Any parent with school-aged children likely understands the struggle that is sometimes involved in getting them to actually go everyday, so having a child bring home a perfect attendance award seems like it would be a big cause for celebration. But when British writer and blogger Rachel Wright's son recently won a free evening at a play center as a reward for never missing a day of school, she wasn't exactly thrilled. Wright ultimately decided against having her son receive the award, but the reasons why this mom won't let her son accept his perfect attendance award are incredibly important, and it's a conversation that seems really necessary.
According to TODAY Parents, the 40-year-old mom-of-three wrote on her Facebook page that after her middle son J.J. brought home the award, the two discussed the pros and cons, and opted to throw it away. And while that may have seemed unfair to J.J. (I mean, a free evening at a play center does sound pretty cool), Wright explained in her post that allowing her son to keep the award would have reinforced some pretty damaging beliefs about ableism that she definitely didn't want to perpetuate.
In the post, which has now been shared more than 13,000 times, Wright explained that there were four main reasons why she wasn't on board with the award, and they all made a lot of sense. For one, Wright argued that, well, J.J. didn't exactly earn his perfect record — she was the one who got him to school everyday, after all — and why reward him for something he didn't actually have anything to do with? And beyond that, the fact that he managed to avoid missing school due to illness really just came down to luck.
But more importantly, Wright argued that rewarding a child for their school attendance is incredibly misguided, and sends the message that missing school is always irresponsible. Sure, it's obviously important for children to go to school everyday, and missing class can have an impact on students' learning.

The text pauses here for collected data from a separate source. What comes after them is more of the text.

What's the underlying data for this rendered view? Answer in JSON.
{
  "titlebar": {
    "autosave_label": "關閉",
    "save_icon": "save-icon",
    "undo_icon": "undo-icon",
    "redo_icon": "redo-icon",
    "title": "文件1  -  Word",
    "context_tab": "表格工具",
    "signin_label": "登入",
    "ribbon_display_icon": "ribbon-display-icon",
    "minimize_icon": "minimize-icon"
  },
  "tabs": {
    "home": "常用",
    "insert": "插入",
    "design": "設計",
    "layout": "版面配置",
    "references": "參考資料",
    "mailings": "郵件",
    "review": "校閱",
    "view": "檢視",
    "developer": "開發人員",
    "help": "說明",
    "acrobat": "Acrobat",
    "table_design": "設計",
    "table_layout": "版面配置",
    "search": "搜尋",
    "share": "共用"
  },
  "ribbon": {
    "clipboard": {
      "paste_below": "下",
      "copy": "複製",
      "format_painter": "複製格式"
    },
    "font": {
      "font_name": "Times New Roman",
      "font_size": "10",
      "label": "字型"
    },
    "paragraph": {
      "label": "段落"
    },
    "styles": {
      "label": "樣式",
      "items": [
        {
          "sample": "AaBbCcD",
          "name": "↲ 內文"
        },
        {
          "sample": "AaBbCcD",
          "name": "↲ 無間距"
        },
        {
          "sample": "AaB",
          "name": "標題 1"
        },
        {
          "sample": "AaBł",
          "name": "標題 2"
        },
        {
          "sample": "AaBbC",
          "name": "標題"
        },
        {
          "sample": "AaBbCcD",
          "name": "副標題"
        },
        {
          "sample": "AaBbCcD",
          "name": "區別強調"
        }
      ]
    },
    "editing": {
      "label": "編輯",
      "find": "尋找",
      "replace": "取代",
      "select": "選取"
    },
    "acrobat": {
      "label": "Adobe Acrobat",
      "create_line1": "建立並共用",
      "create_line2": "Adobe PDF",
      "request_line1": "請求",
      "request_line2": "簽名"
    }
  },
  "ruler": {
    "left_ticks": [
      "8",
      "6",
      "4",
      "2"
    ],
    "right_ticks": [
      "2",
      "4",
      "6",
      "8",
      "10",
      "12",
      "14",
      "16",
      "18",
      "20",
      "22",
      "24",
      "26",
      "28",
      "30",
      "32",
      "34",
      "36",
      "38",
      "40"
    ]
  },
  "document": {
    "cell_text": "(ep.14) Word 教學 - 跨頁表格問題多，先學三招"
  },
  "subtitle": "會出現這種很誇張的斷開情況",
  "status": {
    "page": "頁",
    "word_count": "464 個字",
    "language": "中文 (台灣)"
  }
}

Daily attendance also helps teach important skills like responsibility and work ethic, but emphasizing perfect attendance, Wright argues, really just stigmatizes illness:
In this family you are not shamed for ill health, vulnerability or weakness. ... In this house we look after ourselves and the weakest amongst us.
Can you imagine a work place that at the end of each week marked out all the people who hadn't been sick? Where all the departments with the least number of people off were rewarded — in front of everyone else? ... What on earth are we teaching our kids about value and worth? What are we teaching them about looking out for each other and looking after the sick or disabled in our community?

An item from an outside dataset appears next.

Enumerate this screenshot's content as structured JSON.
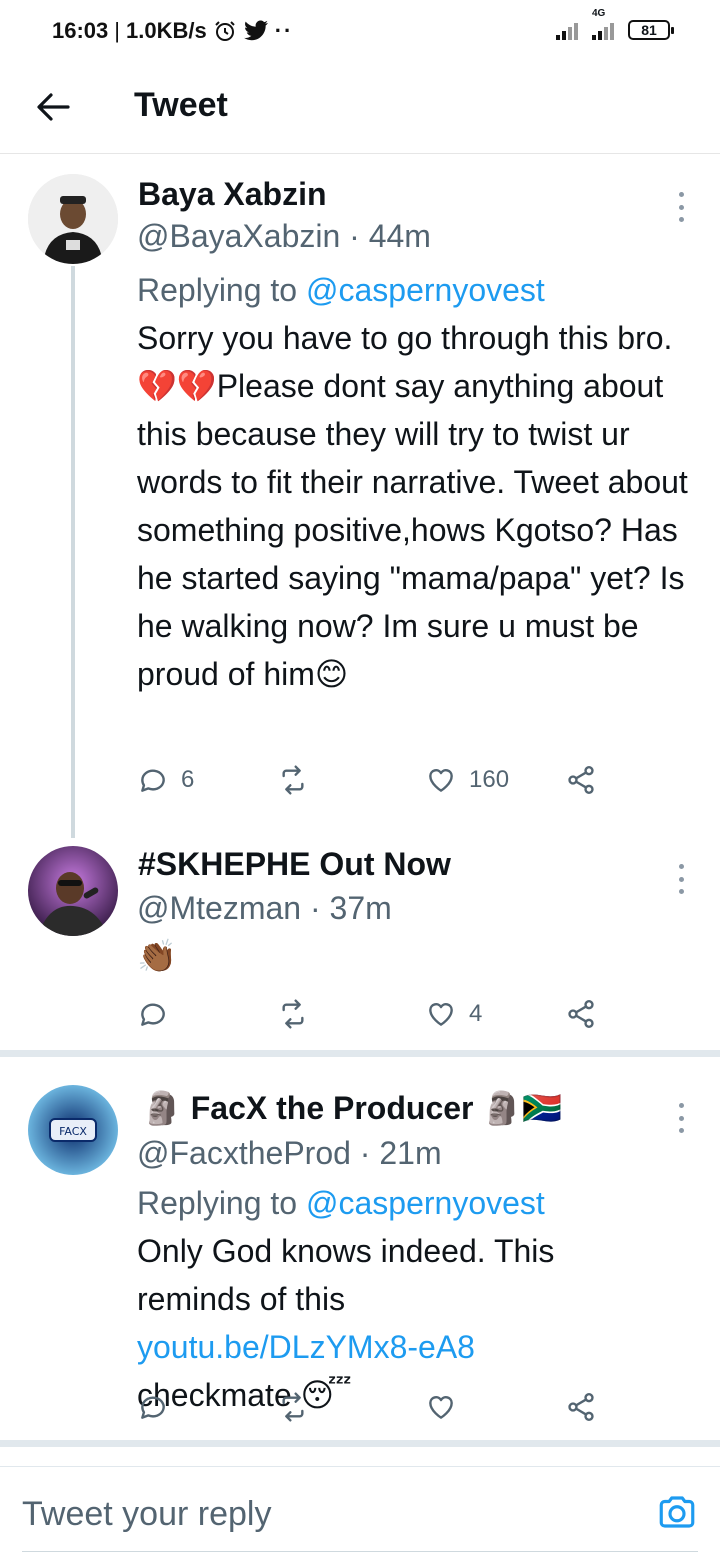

As a mom to another son with severe cerebral palsy, Wright knows quite well that, actually, there are plenty of other really good reasons why someone might miss school, and they shouldn't be judged for it — and it's a message that many parents whose children have disabilities likely appreciate.
My own school-aged daughter also has cerebral palsy, and while hers is a much more mild form, this year she's had to miss school a fair bit. Between unexpected colds and illnesses, and a variety of doctor's appointments, physiotherapy and occupational therapy sessions, there were many days she either didn't attend, or made it only for the morning or afternoon. Her school was supportive and understanding, but I still felt guilty when they'd send letters home to parents about the importance of not missing class. And while my kindergartener might be too young to internalize that idea, soon, it's likely that she might feel bad or different when she realizes that she probably won't even come close to winning a perfect attendance award.
But the shame and stigma that can surround illness and disability certainly don't end when children leave school. Many adults who struggle with invisible chronic illnesses or mental health problems often feel like they can't (or shouldn't) disclose the difficulties that they are facing to their employers for the fear of being judged or seen as less valuable in the workplace. Yet the lack of support — and surely the sense that it's not OK to take time off, even if it's necessary — only makes that suffering worse.
Celebrating a child's perfect school attendance might seem fun and harmless, and it also supports the long-held conventional notion that kids should be pushed to attend school everyday no matter what. But while many commenters criticized Wright's post, it's not like she was arguing that school doesn't matter, or that kids should be able to stay home whenever they feel like it. Instead, she was giving a voice to the children (and adults) who are left feeling unnecessarily judged or inferior because of circumstances outside of their control, and encouraging greater understanding and compassion.
It might be difficult to let go of older ideas that might appear on the surface to make a lot of sense — what could be wrong with rewarding a kid for going to school everyday? — but sometimes those ideas ignore the experience of marginalized individuals. And by speaking up about it, parents like Wright are helping teach a valuable lesson about inclusivity that all children can benefit from.